The total resistance in series is always greater than the largest individual resistance.

7.2 Resistors in Parallel

Components are in parallel if they are connected across the same two points, so the potential difference across each component is the same.

• Using Kirchhoff's First Law (Charge Conservation): The total current splits and rejoins: \(I_T = I_1 + I_2\).
• Since \(I = V/R\) and \(V_T = V_1 = V_2\), we substitute: \(V/R_T = V/R_1 + V/R_2\).
• Combined Resistance Formula: $$\frac{1}{R_{total}} = \frac{1}{R_1} + \frac{1}{R_2} + ...$$

The total resistance in parallel is always smaller than the smallest individual resistance. Adding more paths reduces the overall opposition to current flow.

8. Potential Dividers (Syllabus 10.3)

8.1 The Principle of a Potential Divider

A potential divider is a circuit consisting of two or more resistors connected in series to a source of P.D. Its purpose is to divide the source P.D. into smaller voltages.

If two resistors, \(R_1\) and \(R_2\), are connected in series to a source \(V_{in}\), the voltage across \(R_2\) (\(V_{out}\)) can be calculated using the principle that voltage drops are proportional to resistance in a series circuit.

$$V_{out} = V_{in} \left( \frac{R_2}{R_1 + R_2} \right)$$

This formula is crucial for solving potential divider problems.

8.2 The Potentiometer and Null Methods

A potentiometer is simply a potential divider that uses a long wire or a variable resistor (rheostat) to provide a continuously adjustable output voltage.

• Use: A potentiometer can be used as a means of comparing potential differences, such as comparing the e.m.f.s of two cells.
• Null Method: This involves using a galvanometer to detect when the current is zero (the "null point"). At the null point, the P.D. supplied by the potentiometer is exactly equal to the P.D. being measured (e.g., the e.m.f. of the cell). Null methods are highly desirable because when the galvanometer reads zero, no current is drawn from the measured source, meaning the internal resistance of that source has no effect on the measurement.
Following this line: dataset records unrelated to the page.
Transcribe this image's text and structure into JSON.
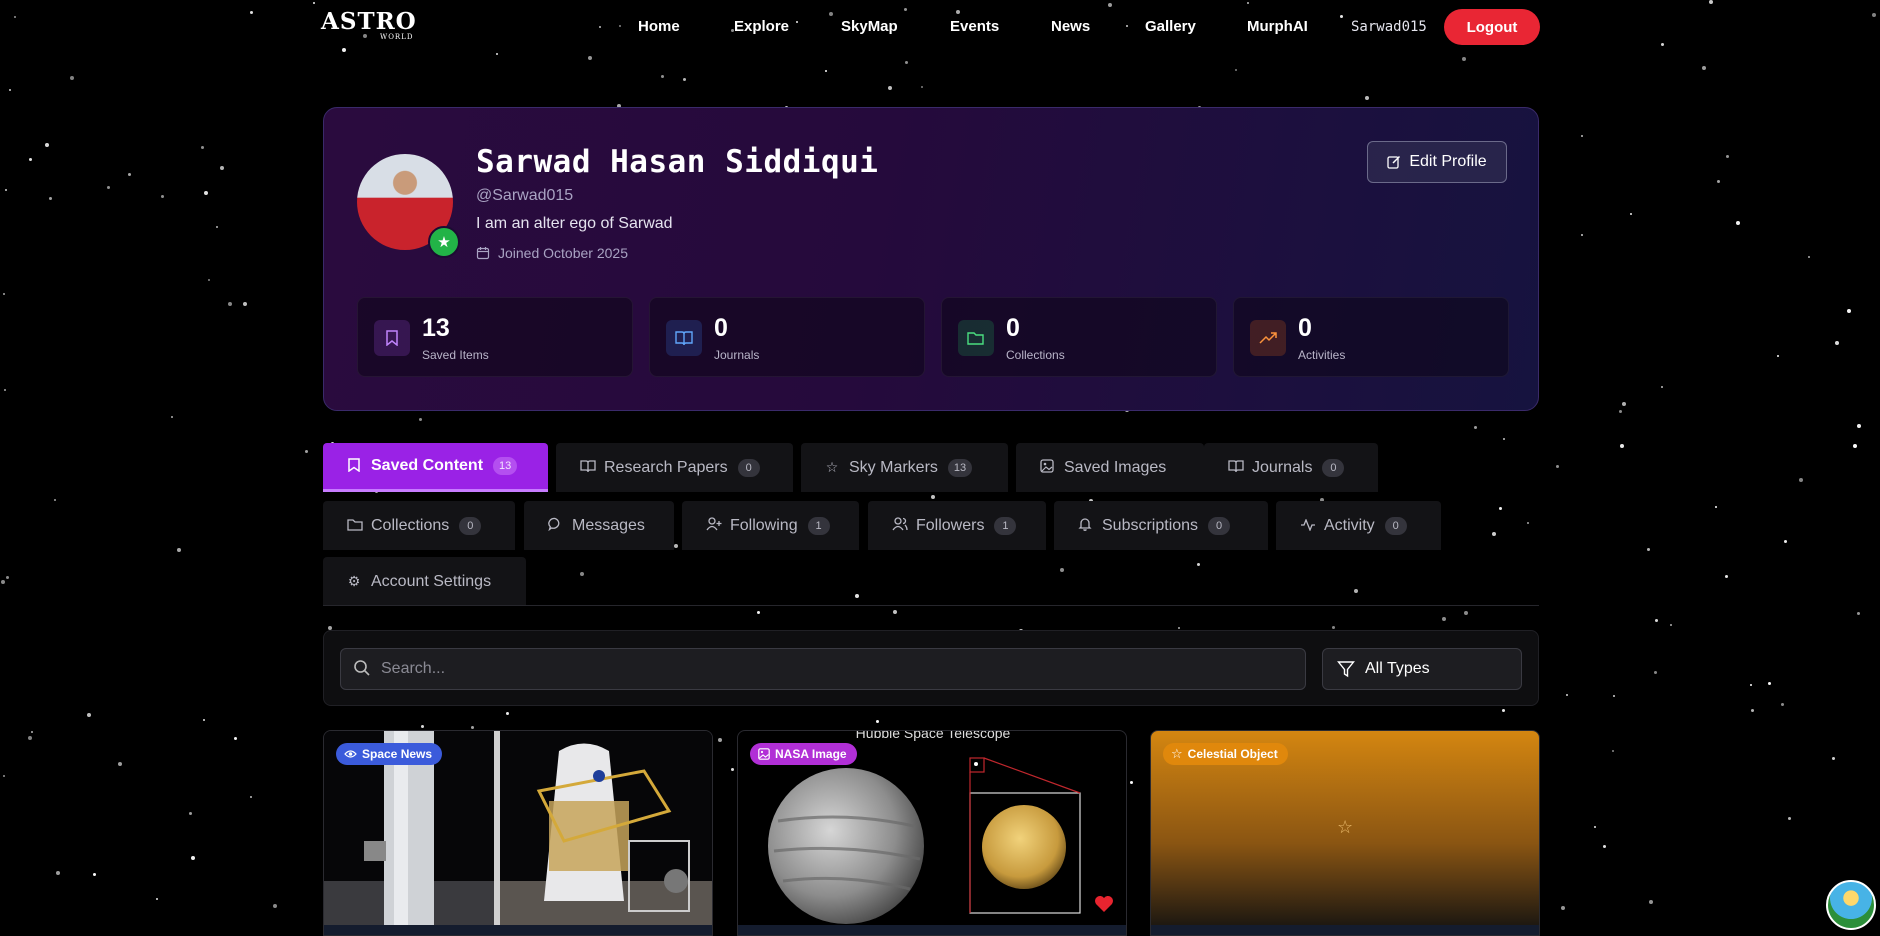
{
  "nav": {
    "logo_main": "ASTRO",
    "logo_sub": "WORLD",
    "links": [
      "Home",
      "Explore",
      "SkyMap",
      "Events",
      "News",
      "Gallery",
      "MurphAI"
    ],
    "username": "Sarwad015",
    "logout": "Logout"
  },
  "profile": {
    "name": "Sarwad Hasan Siddiqui",
    "handle": "@Sarwad015",
    "bio": "I am an alter ego of Sarwad",
    "joined": "Joined October 2025",
    "edit_label": "Edit Profile",
    "stats": [
      {
        "value": "13",
        "label": "Saved Items"
      },
      {
        "value": "0",
        "label": "Journals"
      },
      {
        "value": "0",
        "label": "Collections"
      },
      {
        "value": "0",
        "label": "Activities"
      }
    ]
  },
  "tabs": [
    {
      "label": "Saved Content",
      "count": "13"
    },
    {
      "label": "Research Papers",
      "count": "0"
    },
    {
      "label": "Sky Markers",
      "count": "13"
    },
    {
      "label": "Saved Images"
    },
    {
      "label": "Journals",
      "count": "0"
    },
    {
      "label": "Collections",
      "count": "0"
    },
    {
      "label": "Messages"
    },
    {
      "label": "Following",
      "count": "1"
    },
    {
      "label": "Followers",
      "count": "1"
    },
    {
      "label": "Subscriptions",
      "count": "0"
    },
    {
      "label": "Activity",
      "count": "0"
    },
    {
      "label": "Account Settings"
    }
  ],
  "search": {
    "placeholder": "Search...",
    "filter_label": "All Types"
  },
  "cards": [
    {
      "badge": "Space News",
      "badge_color": "#3b5bdb"
    },
    {
      "badge": "NASA Image",
      "badge_color": "#b12fd6",
      "caption": "Hubble Space Telescope"
    },
    {
      "badge": "Celestial Object",
      "badge_color": "#e0880c"
    }
  ],
  "colors": {
    "accent": "#9a22e6",
    "logout": "#e92634",
    "saved_icon": "#a855f7",
    "journals_icon": "#3b82f6",
    "collections_icon": "#22c55e",
    "activities_icon": "#f97316"
  }
}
8.3 Potential Dividers as Sensors (LDRs and Thermistors)

By replacing one fixed resistor in a potential divider with a sensor (LDR or thermistor), we create a circuit whose output voltage (\(V_{out}\)) is dependent on the environmental condition.

Example: Using an NTC Thermistor in the \(R_2\) position (connected to \(V_{out}\)):

1. If temperature increases, the thermistor resistance (\(R_2\)) decreases.
2. Since \(V_{out} \propto R_2\), the output P.D. (\(V_{out}\)) decreases.
3. Application: This low output voltage could switch on a cooling fan or trigger a warning signal when the temperature exceeds a threshold.

Key Takeaway: Potential dividers split voltage proportionally. Sensors like LDRs and thermistors allow the output voltage to become sensitive to light or temperature changes, forming the basis of many electronic control systems.